Borderlands: Georgia: Holy Week with Immigrants


by Anton Flores-Maisonet

From Palm Sunday to Good Friday, about 1,300 people united in Georgia’s first Holy Week Pilgrimage for Immigrants.  The prayerful walk trekking fifty miles through North Georgia and metro Atlanta  called for an end to law enforcement raids that separate families, the passage of humane immigration reform and the revision of trade policies that increase unauthorized immigration.

On Maundy Thursday more than 500 pilgrims had just completed an eight-mile journey through Cobb County, home of some of Georgia’s most vitriolic anti-immigrant residents, and it was time to engage in the subversive ritual of foot washing; an act of holy resistance to the dehumanizing dynamics of this world.

Six unauthorized immigrants sat on a stage while six U.S. citizens stooped down and washed their feet.

In the center of this holy huddle was Amabel, a Guatemalan immigrant.  A single mother of two, she had recently been the victim of an automobile accident.  However, Amabel was driving without a license so she soon found herself in the custody of Immigration and Customs Enforcement.  Now Amabel is free on a conditional release awaiting her forthcoming deportation.  Her foot was washed while bearing its cross − an electronic monitoring anklet − a sign that the Gospel is for those deported to the margins of this sinful system.

Roberto Martínez Medina, 39, died in March while held in ICE custody at the Stewart Detention Center in rural Lumpkin, Georgia.  ICE waited days before announcing his death and has yet to explain what caused it.  The center is owned and operated by Corrections Corporation of America, a private company with quarterly profits of over $35 million.

In remembrance of Roberto, sixty of us stood vigil on Good Friday outside the ICE field office wearing black T-shirts and asked why he died in detention.

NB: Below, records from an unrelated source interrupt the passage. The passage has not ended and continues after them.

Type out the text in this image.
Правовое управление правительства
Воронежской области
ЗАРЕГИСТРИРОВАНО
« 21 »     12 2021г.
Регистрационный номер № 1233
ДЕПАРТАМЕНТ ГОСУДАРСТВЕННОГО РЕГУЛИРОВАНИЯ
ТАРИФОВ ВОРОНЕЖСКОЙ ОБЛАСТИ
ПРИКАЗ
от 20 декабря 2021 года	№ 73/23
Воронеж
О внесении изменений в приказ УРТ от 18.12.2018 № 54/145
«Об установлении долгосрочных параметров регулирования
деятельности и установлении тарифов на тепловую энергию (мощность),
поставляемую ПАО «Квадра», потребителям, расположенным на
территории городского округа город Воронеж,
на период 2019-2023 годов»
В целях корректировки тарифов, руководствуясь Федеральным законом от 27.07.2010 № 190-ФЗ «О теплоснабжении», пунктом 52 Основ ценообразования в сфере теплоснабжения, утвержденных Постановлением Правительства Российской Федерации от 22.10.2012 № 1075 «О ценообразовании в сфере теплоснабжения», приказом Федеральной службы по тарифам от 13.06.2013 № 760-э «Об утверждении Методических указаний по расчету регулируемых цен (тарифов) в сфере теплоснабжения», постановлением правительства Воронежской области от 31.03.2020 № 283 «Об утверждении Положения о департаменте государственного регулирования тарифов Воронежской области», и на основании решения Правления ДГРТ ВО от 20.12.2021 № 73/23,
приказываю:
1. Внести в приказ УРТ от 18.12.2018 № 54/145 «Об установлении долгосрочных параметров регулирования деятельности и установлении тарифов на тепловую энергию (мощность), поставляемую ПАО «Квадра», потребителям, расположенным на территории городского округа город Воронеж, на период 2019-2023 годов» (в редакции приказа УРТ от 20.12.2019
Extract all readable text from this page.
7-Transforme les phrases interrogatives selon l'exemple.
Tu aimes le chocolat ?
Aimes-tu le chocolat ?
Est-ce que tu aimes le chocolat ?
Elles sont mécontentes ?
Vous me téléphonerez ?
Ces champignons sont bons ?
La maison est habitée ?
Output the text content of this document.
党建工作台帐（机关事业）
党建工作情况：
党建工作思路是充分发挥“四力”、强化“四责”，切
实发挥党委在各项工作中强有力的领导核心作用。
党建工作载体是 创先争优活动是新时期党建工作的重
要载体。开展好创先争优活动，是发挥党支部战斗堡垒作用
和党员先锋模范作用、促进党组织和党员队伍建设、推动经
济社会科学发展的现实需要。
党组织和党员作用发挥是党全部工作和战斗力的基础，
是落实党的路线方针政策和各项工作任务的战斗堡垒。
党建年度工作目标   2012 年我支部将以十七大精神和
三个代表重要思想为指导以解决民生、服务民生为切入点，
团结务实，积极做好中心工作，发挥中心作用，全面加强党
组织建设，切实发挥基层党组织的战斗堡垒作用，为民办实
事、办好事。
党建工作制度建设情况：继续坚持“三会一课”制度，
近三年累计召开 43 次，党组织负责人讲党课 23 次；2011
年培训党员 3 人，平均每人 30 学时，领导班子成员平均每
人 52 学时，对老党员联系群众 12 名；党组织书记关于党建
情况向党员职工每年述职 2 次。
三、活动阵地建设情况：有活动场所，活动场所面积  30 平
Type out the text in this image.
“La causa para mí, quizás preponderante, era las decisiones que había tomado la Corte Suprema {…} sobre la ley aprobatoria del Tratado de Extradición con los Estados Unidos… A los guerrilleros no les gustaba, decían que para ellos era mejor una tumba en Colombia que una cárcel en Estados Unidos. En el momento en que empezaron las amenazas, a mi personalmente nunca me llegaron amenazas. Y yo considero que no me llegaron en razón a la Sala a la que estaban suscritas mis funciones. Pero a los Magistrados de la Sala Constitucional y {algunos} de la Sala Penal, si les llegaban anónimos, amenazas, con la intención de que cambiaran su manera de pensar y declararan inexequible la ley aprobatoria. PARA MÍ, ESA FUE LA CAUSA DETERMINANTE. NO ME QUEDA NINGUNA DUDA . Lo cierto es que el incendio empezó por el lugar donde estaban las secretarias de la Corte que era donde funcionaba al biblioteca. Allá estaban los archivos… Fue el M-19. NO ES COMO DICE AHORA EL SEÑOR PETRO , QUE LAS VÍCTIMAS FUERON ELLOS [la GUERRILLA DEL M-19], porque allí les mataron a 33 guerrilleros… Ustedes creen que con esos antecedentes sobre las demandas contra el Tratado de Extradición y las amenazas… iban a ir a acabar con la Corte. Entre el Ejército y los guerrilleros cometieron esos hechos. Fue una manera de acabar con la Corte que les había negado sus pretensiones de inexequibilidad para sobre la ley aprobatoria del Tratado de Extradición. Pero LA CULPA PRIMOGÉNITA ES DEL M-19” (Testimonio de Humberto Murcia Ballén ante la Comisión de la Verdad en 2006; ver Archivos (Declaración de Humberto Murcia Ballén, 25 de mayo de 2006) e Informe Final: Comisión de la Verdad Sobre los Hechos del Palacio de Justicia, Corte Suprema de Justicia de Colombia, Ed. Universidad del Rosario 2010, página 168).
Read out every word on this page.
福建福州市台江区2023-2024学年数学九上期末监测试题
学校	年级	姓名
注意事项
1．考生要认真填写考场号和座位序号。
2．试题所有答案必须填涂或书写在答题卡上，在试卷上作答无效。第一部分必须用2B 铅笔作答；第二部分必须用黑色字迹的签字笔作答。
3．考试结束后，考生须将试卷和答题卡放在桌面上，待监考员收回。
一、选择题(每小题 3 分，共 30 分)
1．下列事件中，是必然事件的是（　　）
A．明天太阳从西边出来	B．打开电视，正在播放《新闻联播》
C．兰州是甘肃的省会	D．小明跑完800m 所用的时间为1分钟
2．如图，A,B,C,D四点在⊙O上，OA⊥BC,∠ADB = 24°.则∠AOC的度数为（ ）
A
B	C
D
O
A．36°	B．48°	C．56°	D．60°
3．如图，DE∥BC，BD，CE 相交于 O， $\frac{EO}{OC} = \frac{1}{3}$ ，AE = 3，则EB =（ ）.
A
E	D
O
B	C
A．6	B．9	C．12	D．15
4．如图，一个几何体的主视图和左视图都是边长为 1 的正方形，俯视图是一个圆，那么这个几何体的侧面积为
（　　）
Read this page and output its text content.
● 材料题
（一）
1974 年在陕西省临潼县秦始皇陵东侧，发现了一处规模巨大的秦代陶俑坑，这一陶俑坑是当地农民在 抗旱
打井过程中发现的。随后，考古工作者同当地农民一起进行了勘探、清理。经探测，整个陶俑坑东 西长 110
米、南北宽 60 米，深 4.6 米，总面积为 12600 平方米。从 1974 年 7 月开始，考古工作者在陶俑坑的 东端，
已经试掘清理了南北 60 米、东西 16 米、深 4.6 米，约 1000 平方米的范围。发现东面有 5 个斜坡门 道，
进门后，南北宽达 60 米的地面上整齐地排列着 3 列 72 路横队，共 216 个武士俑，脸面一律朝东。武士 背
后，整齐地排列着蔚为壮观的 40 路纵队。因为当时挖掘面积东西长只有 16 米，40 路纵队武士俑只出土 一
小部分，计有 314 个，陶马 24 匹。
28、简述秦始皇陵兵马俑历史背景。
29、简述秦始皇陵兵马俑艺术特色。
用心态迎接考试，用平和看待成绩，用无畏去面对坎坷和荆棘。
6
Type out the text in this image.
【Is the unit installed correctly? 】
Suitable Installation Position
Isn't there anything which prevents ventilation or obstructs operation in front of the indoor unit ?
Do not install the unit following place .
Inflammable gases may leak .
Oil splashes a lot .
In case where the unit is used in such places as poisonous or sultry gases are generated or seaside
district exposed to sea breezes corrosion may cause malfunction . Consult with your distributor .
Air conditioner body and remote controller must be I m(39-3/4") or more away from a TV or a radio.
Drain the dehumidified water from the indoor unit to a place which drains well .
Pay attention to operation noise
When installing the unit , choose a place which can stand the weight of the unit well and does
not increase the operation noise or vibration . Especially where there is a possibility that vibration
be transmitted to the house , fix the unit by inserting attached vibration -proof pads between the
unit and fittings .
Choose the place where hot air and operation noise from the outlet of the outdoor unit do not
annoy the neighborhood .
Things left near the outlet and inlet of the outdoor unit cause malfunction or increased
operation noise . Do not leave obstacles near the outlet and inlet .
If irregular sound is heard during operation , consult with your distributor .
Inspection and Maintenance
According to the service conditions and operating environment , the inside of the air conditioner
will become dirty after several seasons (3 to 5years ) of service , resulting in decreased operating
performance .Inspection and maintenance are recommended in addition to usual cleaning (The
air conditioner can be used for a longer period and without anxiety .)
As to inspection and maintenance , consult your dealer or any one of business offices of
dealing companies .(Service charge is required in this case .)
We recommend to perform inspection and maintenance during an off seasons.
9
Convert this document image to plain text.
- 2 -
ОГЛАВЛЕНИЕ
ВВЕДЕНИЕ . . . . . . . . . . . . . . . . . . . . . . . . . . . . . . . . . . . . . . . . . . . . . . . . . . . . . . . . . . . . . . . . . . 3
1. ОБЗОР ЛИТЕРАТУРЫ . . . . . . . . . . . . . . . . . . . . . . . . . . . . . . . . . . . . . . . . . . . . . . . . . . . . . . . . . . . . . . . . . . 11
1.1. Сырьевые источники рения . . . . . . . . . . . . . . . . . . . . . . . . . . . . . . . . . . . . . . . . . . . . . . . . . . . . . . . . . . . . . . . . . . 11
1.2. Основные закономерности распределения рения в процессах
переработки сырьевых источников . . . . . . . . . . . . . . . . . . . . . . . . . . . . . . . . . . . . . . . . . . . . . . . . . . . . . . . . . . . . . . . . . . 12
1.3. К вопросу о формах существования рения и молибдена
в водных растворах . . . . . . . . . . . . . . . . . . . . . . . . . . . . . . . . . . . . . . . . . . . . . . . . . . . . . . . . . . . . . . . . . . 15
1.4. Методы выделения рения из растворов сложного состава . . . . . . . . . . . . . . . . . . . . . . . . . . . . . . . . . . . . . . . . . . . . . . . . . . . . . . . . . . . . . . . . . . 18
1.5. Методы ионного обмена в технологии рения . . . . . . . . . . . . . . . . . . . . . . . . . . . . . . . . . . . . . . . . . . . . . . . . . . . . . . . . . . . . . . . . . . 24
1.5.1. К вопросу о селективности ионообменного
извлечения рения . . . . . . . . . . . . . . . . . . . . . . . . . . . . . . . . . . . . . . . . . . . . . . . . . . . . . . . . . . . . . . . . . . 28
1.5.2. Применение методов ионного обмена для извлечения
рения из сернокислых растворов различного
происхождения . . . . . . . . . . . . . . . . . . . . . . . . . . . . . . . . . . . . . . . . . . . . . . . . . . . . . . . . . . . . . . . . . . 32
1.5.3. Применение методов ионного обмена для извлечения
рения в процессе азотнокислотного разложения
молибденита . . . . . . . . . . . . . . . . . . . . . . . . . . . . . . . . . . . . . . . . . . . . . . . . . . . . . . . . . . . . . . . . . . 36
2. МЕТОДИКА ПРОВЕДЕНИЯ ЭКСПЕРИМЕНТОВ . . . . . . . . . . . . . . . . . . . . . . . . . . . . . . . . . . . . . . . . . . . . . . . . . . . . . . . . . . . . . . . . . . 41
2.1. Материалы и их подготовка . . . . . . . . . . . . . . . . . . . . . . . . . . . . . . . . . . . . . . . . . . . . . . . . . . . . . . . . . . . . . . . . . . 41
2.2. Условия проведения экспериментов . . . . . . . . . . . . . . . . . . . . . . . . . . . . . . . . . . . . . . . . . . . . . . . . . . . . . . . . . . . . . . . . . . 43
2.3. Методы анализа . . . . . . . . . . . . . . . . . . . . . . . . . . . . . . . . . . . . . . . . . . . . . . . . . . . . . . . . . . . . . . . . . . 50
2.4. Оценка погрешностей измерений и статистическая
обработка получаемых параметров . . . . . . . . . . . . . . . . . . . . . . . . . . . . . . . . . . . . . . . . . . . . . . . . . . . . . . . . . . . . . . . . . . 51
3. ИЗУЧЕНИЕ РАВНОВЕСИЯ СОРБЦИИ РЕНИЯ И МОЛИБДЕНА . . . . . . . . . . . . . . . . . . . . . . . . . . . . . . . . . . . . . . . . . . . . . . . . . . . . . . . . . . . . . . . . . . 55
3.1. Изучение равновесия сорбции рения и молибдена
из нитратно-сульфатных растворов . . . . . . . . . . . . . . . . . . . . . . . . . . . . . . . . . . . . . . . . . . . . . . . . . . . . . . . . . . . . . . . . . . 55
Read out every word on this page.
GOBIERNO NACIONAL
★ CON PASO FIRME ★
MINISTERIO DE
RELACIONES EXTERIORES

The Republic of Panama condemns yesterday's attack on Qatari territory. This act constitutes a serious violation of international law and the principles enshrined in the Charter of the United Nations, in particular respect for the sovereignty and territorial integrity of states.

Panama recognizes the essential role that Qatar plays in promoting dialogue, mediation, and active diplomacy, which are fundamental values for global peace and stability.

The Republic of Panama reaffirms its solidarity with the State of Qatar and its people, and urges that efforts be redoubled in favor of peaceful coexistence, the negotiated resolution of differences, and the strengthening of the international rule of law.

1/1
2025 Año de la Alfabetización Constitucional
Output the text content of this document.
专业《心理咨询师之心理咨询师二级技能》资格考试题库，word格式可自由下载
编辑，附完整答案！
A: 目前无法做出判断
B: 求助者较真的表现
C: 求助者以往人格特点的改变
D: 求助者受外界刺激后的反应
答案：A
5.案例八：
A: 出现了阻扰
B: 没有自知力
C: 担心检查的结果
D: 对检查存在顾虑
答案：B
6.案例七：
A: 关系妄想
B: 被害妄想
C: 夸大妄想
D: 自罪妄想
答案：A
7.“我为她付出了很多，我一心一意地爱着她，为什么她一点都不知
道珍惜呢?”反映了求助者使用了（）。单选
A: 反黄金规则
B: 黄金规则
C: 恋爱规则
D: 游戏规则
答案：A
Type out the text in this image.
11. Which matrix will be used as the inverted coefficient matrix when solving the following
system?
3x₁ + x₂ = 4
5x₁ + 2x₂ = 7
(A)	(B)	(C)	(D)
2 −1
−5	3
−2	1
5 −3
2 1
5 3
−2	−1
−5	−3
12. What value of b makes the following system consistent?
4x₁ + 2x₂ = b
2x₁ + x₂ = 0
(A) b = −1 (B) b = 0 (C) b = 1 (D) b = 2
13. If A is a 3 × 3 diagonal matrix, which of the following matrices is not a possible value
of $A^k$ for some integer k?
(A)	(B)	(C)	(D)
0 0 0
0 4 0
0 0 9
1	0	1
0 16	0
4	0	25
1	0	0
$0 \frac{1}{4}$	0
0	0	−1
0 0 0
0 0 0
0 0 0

On Wednesday, we walked around the perimeter of the Plaza Fiesta in a modified Stations of the Cross procession.  At the rear of this Mecca for Latino immigrant consumerism, which we were not allowed to enter, we prepared for the final station, “Resurrection.”  We invited the mall’s security guards t o join us in our closing reflection and prayer but they refused.  So, we stood facing an abandoned church with a dogwood tree in full bloom, reminded that, although a rejection of hurt lie just behind us, a resurrection of hope awaits unwelcome immigrants.